Sem-terra morto por colegas

O assassinato de um sem-terra, ocorrido no início da noite de anteontem, na Fazenda Araupel, em Quedas do Iguaçu, deixou ainda pior o clima de tensão existente no local desde sábado, quando 1500 famílias invadiram a área. Joel de Lima Vaz, 39 anos, que estava acampado, foi morto por volta das 19h30, com um tiro no pescoço e golpes de facão. Os irmãos Antônio, Sebastião e João Maria de Almeida foram detidos. “O Sebastião foi liberado. Já os outros dois confessaram a autoria do crime”, informou o delegado de Quedas do Iguaçu, Daniel Freitas.

De acordo com os levantamentos da polícia, uma dívida antiga, motivada pela venda de um Fusca, teria sido o motivo do assassinato. A vítima teria comprado o carro e não efetuou o pagamento. Todos estariam embriagados no momento da discussão. “Isso pode ser algo plantado para atrapalhar o movimento. Estamos investigando, já que os envolvidos foram empregados de fazendeiros da região”, afirmou Adélson Schwalemberg, coordenador do Movimento dos Trabalhadores Rurais Sem-Terra (MST).

Mediação

O trabalho da comissão de mediação, formada pelos governos estadual e federal, que foi ontem para Quedas do Iguaçu, negociar a situação das famílias do MST que ocupam a Fazenda Araupel desde sábado, não deve ser fácil. Além do próprio deslocamento ter sido atrapalhado pela chuva, os dois lados envolvidos na questões demostram posições antagônicas à proposta que a comissão pretende fazer. Ontem apenas a ouvidora nacional agrária, Maria de Oliveira, se deslocou de carro até o município. Hoje, o procurador-geral do Estado, Sérgio Botto de Lacerda, e o diretor-geral da secretaria de Segurança Pública, Marco Antônio Berberi, também seguem para Quedas do Iguaçu.

Dificuldades

Em reunião ocorrida terça-feira, em Curitiba, ficou definido que a comissão iria propor aos sem-terra que se deslocassem para outra área, no acampamento conhecido como da Bacia, onde integrantes do movimento estão acampados desde 1999. Por sua vez, a comissão também pretende avaliar a propriedade e tentar comprar parte dela para assentar os sem-terra.

O gerente administrativo da Araupel, Edson Araújo, afirmou que a empresa não tem o menor interesse em se desfazer de suas terras.

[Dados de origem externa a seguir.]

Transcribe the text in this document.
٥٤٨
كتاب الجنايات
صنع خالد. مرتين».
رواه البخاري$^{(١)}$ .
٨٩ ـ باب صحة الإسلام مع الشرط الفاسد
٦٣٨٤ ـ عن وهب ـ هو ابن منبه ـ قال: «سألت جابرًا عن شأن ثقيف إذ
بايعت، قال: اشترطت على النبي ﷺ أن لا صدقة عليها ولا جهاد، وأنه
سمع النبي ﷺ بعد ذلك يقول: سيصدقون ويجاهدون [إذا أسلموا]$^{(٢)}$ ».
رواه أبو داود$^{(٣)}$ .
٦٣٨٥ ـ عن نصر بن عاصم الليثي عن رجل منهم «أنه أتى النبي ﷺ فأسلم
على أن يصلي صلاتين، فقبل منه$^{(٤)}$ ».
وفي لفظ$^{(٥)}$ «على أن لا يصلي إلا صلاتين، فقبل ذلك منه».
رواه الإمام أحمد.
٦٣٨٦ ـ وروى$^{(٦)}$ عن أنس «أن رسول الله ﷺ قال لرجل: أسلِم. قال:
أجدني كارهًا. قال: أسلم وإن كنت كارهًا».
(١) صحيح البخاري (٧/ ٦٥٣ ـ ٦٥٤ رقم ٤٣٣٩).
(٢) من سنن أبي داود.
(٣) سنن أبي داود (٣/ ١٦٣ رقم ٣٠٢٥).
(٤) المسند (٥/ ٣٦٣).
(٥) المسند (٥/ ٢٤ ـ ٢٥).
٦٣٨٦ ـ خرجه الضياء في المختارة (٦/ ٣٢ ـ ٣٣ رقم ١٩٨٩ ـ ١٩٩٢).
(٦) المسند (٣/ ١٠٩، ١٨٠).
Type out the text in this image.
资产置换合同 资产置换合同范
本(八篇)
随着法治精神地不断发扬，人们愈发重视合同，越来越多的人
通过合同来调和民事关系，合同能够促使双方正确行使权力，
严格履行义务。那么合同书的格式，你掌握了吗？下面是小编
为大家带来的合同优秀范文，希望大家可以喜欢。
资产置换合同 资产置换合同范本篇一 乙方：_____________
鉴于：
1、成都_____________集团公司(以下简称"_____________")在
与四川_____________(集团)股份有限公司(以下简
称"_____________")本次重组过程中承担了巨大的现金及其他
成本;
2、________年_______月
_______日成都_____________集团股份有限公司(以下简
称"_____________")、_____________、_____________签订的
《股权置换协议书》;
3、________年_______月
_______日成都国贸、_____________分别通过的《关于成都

Ele destacou que a produção de manufaturados para exportação, uma das atividades da empresa, depende do espaço físico e que se esse espaço diminuísse, a produção também cairia. “Nós já cumprimos a nossa parte social. Em 97 vendemos 28 mil hectares de terras onde estão os assentamentos Ireno Alves e Rio Bonito do Iguaçu”, lembrou, destacando que esta semana a empresa foi premiada pela Federação da Indústria do Estado do Paraná (Fiep) como a 17.ª maior exportadora do Estado.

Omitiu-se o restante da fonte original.